Easily my most anticipated game of the fall season, Batman: Arkham Origins has a lot to live up to. Following up Rocksteady’s incredible Batman: Arkham City, the prequel game is the first “Arkhamverse” game not developed by the hit making developers. Naturally this made me nervous, as it wouldn’t be surprising for Warner Bros. to start annualizing a series based on their most popular character and rake in the money. Thankfully, Arkham Origins plays like its predecessors.
This is a double-edged sword though. The previous Arkham games were a blast to play, and using the same game mechanics allows you to jump right in without having to figure out a new combat system. However, by using the development system that Rocksteady created and putting a new story in it, there’s not a whole lot to differentiate this installment from the ones that came before it. In fact, the ability to use all of the gadgets from Arkham City right from the get go flies in the face of the premise of Origins’ story. This Batman, in his second year as a vigilante, is supposed to be younger, brasher, and greener. But having access to all of his gadgets makes him more powerful than the older Batman that appeared in Asylum and City.
There are also some small glitches I’ve noticed in my time playing Arkham Origins. At times Batman’s cape disappears into his legs, or he starts to sink into the floor. None of these have been game breaking (yet), but I have heard horror stories of players getting close to the conclusion of the game and having their save files corrupted by a glitch during saving. I’ve heard that Warner Bros. is working to fix this, so we should have a patch soon, but be wary of playing too far until an update becomes available.
Despite this, I’m having a lot of fun playing the game. The story, which has Batman being hunted by 8 assassins on Christmas Eve, is cool, and the few boss fights I’ve encountered so far have been a lot of fun. It’s refreshing to see a Batman game that features Black Mask, Deathstroke, and other lesser-known characters as the main villains. Roger Craig Smith’s Batman isn’t nearly as good as Kevin Conroy’s, but it does a serviceable job, even if he does sound like the host of “Gangland” at points. The real revelation is Troy Baker’s Joker, who both imitates Mark Hamill’s Clown Prince but also does something unique too. With Hamill claiming to have retired from voicing the character, I’d be more than happy with Baker taking over the vocal chords of Mr. J.
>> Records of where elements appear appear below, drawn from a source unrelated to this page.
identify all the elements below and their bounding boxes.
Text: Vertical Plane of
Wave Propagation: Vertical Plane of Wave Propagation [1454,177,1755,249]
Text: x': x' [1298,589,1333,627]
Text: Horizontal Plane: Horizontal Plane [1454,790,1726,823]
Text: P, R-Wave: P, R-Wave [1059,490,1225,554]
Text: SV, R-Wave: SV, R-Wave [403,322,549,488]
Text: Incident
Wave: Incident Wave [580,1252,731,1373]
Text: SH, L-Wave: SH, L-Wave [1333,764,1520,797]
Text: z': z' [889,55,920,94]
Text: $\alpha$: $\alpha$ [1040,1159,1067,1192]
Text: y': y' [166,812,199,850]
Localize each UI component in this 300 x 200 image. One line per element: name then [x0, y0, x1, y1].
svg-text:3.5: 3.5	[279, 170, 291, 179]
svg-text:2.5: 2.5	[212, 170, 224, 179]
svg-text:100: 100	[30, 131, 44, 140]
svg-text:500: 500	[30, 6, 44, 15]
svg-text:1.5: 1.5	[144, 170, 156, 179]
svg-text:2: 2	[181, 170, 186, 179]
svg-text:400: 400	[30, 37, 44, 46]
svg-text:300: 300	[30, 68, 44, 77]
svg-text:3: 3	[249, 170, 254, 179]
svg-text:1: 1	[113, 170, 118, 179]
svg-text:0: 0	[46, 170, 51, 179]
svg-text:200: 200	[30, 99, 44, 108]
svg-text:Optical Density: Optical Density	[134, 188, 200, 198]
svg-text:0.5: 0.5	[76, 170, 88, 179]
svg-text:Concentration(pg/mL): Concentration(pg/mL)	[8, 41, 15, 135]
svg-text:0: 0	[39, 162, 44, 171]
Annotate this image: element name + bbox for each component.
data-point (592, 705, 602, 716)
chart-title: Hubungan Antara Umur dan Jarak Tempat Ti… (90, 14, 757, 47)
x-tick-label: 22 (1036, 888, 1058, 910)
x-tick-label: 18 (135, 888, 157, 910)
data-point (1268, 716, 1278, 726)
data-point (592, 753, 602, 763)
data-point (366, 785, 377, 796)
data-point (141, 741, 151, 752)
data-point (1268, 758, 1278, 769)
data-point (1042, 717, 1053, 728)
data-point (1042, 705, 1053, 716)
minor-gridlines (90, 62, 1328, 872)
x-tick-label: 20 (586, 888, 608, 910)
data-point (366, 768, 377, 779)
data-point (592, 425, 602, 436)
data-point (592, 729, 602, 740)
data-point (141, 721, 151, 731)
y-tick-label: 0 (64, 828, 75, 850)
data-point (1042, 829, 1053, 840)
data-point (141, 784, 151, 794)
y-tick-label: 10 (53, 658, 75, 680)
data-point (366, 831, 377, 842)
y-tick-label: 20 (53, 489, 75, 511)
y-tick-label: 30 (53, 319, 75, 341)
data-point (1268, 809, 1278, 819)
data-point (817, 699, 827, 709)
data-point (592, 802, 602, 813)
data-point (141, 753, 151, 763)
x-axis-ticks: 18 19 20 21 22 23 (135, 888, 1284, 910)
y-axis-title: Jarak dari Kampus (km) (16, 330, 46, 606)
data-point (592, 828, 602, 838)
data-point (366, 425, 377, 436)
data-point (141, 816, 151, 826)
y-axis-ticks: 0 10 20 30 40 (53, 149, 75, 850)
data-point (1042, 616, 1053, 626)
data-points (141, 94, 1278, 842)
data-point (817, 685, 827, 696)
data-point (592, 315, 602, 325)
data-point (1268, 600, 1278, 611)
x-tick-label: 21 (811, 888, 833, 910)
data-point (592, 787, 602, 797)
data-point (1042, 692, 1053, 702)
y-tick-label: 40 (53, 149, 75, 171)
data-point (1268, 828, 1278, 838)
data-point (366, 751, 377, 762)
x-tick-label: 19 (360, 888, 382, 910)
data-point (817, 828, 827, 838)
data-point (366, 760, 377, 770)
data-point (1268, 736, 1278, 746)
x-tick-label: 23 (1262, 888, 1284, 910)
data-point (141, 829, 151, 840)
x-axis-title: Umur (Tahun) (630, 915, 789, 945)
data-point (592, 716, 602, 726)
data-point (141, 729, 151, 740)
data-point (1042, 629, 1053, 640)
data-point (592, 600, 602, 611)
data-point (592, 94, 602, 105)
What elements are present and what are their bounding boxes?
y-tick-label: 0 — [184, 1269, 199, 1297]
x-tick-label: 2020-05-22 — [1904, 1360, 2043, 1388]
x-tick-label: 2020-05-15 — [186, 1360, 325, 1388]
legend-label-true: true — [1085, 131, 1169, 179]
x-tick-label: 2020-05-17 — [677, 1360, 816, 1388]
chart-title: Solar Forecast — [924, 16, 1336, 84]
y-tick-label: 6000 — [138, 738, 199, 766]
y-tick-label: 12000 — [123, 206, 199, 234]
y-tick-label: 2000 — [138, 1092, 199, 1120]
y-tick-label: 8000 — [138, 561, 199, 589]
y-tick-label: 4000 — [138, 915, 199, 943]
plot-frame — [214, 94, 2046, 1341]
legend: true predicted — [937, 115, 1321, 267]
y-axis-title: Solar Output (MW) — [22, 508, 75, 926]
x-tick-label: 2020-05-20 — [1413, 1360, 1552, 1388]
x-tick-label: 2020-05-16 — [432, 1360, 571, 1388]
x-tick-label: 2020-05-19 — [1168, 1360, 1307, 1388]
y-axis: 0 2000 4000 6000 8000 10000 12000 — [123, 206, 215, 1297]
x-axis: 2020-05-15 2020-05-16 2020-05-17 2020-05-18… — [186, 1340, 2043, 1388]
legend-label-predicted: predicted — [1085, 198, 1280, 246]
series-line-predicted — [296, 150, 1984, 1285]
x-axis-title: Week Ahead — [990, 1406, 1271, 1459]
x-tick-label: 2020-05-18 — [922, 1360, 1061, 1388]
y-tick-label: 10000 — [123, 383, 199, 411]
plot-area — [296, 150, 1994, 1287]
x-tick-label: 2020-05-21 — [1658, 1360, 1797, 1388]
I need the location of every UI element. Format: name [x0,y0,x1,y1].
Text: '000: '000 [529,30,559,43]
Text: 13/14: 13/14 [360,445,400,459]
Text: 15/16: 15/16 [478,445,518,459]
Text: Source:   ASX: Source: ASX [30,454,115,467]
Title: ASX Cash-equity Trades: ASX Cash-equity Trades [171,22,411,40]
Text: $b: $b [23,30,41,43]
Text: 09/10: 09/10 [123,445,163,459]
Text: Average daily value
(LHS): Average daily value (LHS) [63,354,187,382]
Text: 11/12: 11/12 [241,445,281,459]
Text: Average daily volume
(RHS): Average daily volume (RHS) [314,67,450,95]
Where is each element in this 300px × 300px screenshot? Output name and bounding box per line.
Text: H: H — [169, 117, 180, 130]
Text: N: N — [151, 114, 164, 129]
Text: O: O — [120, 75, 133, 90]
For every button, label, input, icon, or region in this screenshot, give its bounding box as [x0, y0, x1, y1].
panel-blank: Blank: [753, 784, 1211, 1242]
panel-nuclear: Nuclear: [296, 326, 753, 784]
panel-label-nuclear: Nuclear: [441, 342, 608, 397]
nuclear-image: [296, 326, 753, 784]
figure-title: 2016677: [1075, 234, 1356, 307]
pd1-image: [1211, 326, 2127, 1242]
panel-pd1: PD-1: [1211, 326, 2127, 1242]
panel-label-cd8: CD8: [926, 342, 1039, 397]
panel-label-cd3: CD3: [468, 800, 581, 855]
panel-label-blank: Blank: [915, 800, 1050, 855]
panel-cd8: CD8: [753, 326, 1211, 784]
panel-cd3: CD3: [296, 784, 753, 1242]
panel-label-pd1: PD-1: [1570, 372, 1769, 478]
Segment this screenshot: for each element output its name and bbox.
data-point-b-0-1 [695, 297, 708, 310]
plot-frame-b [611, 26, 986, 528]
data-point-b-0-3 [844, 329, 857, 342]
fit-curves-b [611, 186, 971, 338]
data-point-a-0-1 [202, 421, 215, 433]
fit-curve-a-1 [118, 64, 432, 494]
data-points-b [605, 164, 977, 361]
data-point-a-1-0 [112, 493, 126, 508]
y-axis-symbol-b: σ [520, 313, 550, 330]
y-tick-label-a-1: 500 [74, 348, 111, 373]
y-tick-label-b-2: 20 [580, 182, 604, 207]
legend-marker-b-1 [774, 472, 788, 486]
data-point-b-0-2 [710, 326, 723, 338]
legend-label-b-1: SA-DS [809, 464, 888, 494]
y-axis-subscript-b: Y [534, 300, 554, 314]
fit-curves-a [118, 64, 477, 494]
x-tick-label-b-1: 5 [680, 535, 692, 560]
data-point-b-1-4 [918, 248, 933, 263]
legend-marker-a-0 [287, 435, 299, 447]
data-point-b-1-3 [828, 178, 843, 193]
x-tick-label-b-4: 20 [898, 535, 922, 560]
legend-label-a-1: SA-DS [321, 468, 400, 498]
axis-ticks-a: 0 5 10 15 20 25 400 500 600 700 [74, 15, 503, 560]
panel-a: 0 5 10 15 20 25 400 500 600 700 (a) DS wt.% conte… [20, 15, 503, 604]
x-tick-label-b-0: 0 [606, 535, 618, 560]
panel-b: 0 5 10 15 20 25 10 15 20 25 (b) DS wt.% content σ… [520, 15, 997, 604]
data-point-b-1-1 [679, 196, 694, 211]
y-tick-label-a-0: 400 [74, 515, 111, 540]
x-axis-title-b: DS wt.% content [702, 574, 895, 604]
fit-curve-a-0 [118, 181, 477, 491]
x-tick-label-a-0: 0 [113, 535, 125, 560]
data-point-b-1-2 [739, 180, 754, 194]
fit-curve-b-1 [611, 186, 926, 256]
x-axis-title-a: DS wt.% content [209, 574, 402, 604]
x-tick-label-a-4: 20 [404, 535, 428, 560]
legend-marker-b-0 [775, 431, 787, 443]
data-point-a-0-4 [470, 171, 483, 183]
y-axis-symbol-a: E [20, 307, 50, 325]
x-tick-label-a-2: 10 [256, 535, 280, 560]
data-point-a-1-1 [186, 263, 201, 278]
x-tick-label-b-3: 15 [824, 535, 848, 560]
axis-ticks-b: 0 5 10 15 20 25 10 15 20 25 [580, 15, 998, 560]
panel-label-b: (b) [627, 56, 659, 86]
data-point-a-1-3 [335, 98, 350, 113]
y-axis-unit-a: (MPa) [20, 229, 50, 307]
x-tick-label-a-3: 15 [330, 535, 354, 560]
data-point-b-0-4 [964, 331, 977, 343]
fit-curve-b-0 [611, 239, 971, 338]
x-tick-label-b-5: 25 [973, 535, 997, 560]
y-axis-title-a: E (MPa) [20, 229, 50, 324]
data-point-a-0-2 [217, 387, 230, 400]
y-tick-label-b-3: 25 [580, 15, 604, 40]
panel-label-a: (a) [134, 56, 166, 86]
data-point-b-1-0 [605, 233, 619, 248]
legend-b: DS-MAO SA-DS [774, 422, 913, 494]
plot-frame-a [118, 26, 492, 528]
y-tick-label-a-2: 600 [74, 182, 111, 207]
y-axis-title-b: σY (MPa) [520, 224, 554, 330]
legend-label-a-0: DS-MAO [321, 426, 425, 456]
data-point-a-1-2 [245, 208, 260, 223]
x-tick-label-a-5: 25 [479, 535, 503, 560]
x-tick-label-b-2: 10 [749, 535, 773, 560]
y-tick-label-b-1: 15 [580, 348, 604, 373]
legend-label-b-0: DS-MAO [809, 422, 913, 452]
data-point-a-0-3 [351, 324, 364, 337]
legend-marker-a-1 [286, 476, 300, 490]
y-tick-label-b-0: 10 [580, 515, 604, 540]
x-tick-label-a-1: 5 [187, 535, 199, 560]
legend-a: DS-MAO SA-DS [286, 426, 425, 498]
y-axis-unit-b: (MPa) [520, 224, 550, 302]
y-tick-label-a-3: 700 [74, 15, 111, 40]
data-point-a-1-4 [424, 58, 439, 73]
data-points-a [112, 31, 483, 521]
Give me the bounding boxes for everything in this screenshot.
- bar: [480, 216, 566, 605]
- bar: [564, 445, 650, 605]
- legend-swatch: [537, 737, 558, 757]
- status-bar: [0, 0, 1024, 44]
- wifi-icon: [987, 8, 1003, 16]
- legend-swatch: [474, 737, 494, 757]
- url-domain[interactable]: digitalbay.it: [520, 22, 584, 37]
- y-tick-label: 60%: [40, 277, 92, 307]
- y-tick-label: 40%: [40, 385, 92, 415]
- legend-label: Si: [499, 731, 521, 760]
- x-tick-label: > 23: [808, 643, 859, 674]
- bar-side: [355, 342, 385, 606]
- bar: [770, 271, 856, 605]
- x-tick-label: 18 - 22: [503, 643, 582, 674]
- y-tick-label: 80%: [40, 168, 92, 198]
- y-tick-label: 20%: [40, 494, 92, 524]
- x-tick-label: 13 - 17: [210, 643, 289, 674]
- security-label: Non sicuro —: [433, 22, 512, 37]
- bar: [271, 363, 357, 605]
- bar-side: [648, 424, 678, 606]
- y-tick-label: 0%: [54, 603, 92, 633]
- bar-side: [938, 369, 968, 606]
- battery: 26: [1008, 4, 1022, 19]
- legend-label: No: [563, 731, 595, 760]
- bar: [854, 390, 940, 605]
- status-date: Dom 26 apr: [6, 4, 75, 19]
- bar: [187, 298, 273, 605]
The Playstation 3 version of the game has exclusive extra content, including the “Knightfall combat missions”, which includes an Azrael Batman skin. This addition, plus the fact that I can return to the Batcave and walk around, makes this Batman fan geek out so hard that the rest of the game could completely fall apart and I’d still recommend it.
Batman: Arkham Origins, while not as innovative as the previous game, is still a fun game to play. No it doesn’t do anything to push the series forward, and yes, it’s a little glitchy, but I’m still enjoying my time hunting down criminals as the Batman. Origins may not be the successor to the mighty Arkham City, but it’ll definitely hold you over until Rocksteady announces their sequel.
NOTE: As of this writing, I have yet to really play the multiplayer. I was able to get into a game but was kicked out after a few minutes of play as Robin. I’ve heard mixed things, so I wouldn’t recommend buying the game just to shoot people as one of Bane or Joker’s thugs. It sounds like a lot of fun though.